Au vu de ces pièces, Monsieur [O], [P] [I] sera condamné à payer au syndicat des copropriétaires la somme de 1.449,27 euros au titre des charges et travaux échus arrêtés à la date du 1er avril 2025, avec intérêts au taux légal à compter de l’assignation du 30 avril 2025.
S’agissant des provisions à échoir
A défaut de paiement dans les 30 jours suivant la mise en demeure du 27 janvier 2025, les provisions non encore échues pour l’exercice en cours sont devenues immédiatement exigibles.
L’assemblée générale du 07 mars 2024 a approuvé le budget prévisionnel pour l’exercice du 1er décembre 2024 au 30 novembre 2025.
Il convient donc de condamner Monsieur [O] [P] [I] au paiement de la somme de 366,92 euros correspondant aux provisions trimestrielles du 1er juin 2025 au 30 novembre 2025.
S’agissant des frais nécessaires
Conformément aux dispositions de l’article 10-1 de la loi du 10 juillet 1965, sont imputables au seul copropriétaire concerné les frais nécessaires exposés par le syndicat pour le recouvrement d’une créance justifiée à l’encontre d’un copropriétaire.
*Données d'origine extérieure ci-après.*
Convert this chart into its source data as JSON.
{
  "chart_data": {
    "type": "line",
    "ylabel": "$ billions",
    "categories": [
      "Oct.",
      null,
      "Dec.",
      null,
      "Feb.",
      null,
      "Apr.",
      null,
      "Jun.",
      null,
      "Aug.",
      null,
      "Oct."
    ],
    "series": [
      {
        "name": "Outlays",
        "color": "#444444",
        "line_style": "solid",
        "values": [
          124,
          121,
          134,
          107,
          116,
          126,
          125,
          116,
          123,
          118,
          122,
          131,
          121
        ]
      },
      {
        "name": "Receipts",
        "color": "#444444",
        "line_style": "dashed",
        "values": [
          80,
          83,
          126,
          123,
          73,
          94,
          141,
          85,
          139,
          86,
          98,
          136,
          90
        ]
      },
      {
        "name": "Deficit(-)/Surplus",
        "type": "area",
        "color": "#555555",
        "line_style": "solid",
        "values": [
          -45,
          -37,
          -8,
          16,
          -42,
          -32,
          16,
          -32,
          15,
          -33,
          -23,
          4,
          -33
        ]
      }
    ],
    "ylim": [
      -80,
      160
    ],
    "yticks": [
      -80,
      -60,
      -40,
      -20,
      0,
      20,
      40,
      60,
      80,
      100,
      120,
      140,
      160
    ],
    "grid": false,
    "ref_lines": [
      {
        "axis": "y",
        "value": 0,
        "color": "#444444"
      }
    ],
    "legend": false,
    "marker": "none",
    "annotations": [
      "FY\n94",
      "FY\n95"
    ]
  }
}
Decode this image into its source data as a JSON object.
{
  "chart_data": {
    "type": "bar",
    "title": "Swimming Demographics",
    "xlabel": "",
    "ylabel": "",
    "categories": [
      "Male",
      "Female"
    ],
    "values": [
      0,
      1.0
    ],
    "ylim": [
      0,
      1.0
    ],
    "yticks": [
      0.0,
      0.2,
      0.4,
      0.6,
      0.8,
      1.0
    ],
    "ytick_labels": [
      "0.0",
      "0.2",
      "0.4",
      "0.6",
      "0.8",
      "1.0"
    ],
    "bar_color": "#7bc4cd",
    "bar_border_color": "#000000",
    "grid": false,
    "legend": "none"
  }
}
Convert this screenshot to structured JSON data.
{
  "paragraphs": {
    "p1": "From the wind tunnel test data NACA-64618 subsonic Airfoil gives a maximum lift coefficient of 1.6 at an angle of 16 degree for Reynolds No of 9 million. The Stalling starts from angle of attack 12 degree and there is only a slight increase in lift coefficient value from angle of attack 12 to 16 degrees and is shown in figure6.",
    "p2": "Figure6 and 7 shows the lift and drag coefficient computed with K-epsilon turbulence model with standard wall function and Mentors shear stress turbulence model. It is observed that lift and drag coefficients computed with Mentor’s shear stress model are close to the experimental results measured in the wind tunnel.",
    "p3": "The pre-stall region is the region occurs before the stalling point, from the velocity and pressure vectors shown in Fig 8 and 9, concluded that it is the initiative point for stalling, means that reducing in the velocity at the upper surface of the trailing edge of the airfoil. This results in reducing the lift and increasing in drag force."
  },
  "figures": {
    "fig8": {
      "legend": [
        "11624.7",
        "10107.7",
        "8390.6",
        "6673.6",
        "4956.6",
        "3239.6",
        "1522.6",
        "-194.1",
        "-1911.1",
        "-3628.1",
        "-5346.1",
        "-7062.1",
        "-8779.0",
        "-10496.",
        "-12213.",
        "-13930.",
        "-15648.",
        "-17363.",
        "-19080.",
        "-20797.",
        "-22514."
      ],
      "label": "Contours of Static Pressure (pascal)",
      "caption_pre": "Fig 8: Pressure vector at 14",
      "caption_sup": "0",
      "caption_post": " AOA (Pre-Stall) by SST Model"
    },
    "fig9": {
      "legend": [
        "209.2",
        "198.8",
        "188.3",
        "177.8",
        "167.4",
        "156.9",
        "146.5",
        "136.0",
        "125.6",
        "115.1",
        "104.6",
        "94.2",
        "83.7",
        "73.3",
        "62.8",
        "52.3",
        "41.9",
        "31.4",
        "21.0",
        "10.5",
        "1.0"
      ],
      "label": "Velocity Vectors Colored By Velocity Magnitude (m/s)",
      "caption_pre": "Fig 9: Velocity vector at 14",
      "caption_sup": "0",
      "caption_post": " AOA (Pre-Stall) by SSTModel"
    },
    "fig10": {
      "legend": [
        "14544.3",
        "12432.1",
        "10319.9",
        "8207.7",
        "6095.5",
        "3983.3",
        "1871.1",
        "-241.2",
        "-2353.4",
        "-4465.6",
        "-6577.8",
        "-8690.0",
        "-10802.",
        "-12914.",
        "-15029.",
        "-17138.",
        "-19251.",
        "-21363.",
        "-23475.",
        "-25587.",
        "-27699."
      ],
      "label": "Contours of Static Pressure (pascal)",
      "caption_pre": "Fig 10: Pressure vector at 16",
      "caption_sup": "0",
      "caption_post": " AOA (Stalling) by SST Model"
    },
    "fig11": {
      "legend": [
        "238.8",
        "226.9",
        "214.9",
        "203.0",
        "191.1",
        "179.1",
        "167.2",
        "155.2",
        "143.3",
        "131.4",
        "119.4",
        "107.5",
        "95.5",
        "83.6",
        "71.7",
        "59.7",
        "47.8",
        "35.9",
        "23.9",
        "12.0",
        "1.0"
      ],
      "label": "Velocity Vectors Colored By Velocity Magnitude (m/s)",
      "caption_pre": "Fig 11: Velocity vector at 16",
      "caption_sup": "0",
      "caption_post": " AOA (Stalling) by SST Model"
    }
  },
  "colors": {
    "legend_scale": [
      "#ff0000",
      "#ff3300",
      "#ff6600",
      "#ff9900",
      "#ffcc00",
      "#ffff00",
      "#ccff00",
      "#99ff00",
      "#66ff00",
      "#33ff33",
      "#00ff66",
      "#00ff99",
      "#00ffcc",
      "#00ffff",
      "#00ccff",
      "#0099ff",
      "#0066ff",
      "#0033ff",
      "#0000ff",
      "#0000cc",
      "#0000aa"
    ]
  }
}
Ne sont pas assimilés à des frais nécessaires : les frais de mise au contentieux entrant dans la gestion courante du syndic sauf s’ils traduisent des diligences réelles, inhabituelles et nécessaires, les frais de rappel antérieurs à la mise en demeure, les honoraires non justifiés de commissaire de justice ou qui ont été exposés sans que le recouvrement de la créance ne soit mené à bien.
Il convient de retirer des frais réclamés, ceux non conformes au contrat de syndic, ceux imputés au débiteur mais non justifiés par des pièces versées aux débats, ceux occasionnés par tous les actes inutiles au recouvrement effectif de la créance (multiplication des frais de relance avec ou sans lettre recommandée non suivis d’un paiement effectif) et ceux relevant des dépens et frais irrépétibles.
En l’espèce, il ressort de l’examen des pièces produites et du décompte en date du 1er avril 2025 qu’aucun des frais réclamés ne peuvent être pris en compte soit parce qu’ils ne sont pas conformes au contrat de syndic, soit parce qu’il s’agit d’actes inutiles au recouvrement effectif de la créance (frais de relance avec ou sans lettre recommandée multipliés et non suivi d’un paiement effectif) ou non justifiés par des pièces produites (lettres de relance ou mise en demeure non communiquées) ou encore d’honoraires d’avocats ou d’huissiers, relevant, quant à eux, des dépens et frais irrépétibles.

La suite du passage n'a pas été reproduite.